10. I find force in this submission of the Revenue. On a construction of the contract in question, I am satisfied that a portion of the consideration must be assigned to the inspection and the boroscoping activity that takes place in India. This would be is fees for technical services under the Act. But, the test of making available technical knowledge in terms of paragraph 4 of Article 12 of the DTAC cannot be said to be satisfied. Similarly, a part of the amount has to be ascribed to the modifications incorporated by the applicant in respect of which it grants a non-exclusive license to ONGC for its own use directly or through its contractors. This is clearly to enable the ONGC to comprehend the working of the replaced parts or new technologies introduced while overhauling.
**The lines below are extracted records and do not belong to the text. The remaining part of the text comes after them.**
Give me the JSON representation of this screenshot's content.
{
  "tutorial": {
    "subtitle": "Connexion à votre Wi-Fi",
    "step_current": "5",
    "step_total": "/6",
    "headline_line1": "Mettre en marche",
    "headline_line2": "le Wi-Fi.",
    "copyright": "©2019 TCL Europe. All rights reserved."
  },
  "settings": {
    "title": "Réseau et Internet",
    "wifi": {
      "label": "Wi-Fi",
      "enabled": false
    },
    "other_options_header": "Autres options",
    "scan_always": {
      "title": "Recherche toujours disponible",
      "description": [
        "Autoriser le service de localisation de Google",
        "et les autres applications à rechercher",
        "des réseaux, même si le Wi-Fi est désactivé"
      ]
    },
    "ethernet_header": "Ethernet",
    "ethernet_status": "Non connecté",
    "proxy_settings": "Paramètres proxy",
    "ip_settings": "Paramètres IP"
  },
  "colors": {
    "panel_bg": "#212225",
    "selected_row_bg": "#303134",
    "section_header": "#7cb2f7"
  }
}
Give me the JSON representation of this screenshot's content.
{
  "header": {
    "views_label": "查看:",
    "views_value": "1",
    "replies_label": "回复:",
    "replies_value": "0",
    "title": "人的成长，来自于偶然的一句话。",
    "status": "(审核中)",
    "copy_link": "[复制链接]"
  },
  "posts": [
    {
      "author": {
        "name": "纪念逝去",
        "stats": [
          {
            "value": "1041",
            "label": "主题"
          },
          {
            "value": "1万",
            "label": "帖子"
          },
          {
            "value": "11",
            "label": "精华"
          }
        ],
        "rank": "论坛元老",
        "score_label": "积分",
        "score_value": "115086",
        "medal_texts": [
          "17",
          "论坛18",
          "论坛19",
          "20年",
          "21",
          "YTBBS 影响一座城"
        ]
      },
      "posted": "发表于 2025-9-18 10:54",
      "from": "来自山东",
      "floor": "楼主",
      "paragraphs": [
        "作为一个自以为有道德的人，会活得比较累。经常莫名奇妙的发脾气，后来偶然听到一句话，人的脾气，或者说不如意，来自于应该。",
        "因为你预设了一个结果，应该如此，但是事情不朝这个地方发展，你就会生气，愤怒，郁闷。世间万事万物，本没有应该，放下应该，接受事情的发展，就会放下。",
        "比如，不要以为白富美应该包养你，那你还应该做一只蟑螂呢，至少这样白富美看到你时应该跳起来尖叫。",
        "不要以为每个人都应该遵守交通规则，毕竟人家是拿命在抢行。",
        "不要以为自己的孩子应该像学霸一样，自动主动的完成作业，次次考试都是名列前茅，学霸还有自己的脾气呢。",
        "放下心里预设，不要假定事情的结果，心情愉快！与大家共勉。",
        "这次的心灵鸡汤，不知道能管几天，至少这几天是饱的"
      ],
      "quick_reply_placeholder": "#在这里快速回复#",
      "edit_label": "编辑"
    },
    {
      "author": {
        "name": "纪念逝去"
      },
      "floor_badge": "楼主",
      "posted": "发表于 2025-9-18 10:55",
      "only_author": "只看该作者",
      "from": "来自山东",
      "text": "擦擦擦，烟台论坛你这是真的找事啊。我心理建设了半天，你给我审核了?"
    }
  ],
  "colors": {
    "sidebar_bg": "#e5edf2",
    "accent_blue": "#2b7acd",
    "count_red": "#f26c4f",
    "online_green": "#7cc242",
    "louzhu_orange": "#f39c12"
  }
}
This would be fees for included services under paragraph 4(a) read with paragraph 3 of Article 12 of the DTAC. This could also be said to be making available technical knowledge or information to ONGC which ONGC can use on its own for its benefit. A part of the payment ascribed to this part of the activity, would be liable to be taxed in India in terms of paragraph 2 of Article 12 read with paragraphs 3 and 4 thereof. If so, on Question No.2 the ruling has to be that those parts of the receipts attributable to inspection and boroscoping activity carried on at the site in Mumbai though arise in India are not taxable as included services under Article 12 of the DTAC, but if the applicant is found to have a permanent establishment in India, taxable as its business income, but that part of the receipts attributable to the services rendered in modifications and replacement of parts covered by engineering, designs, data and specifications delivered to ONGC in terms of clause 38 of the contract, are taxable as included services in India under Article 12 of the DTAC between India and USA as provided for therein. On Question No.1 the ruling has to be that the payments are not taxable under the Income-tax Act, but only under the DTAC between India and USA as indicated in the answer to Question No.1. On Question No.3, it has to be ruled that on that part of the apportioned payment, tax has to be withheld under section 195 of the Act.
Accordingly, the ruling is pronounced on this the 30th day of May, 2012.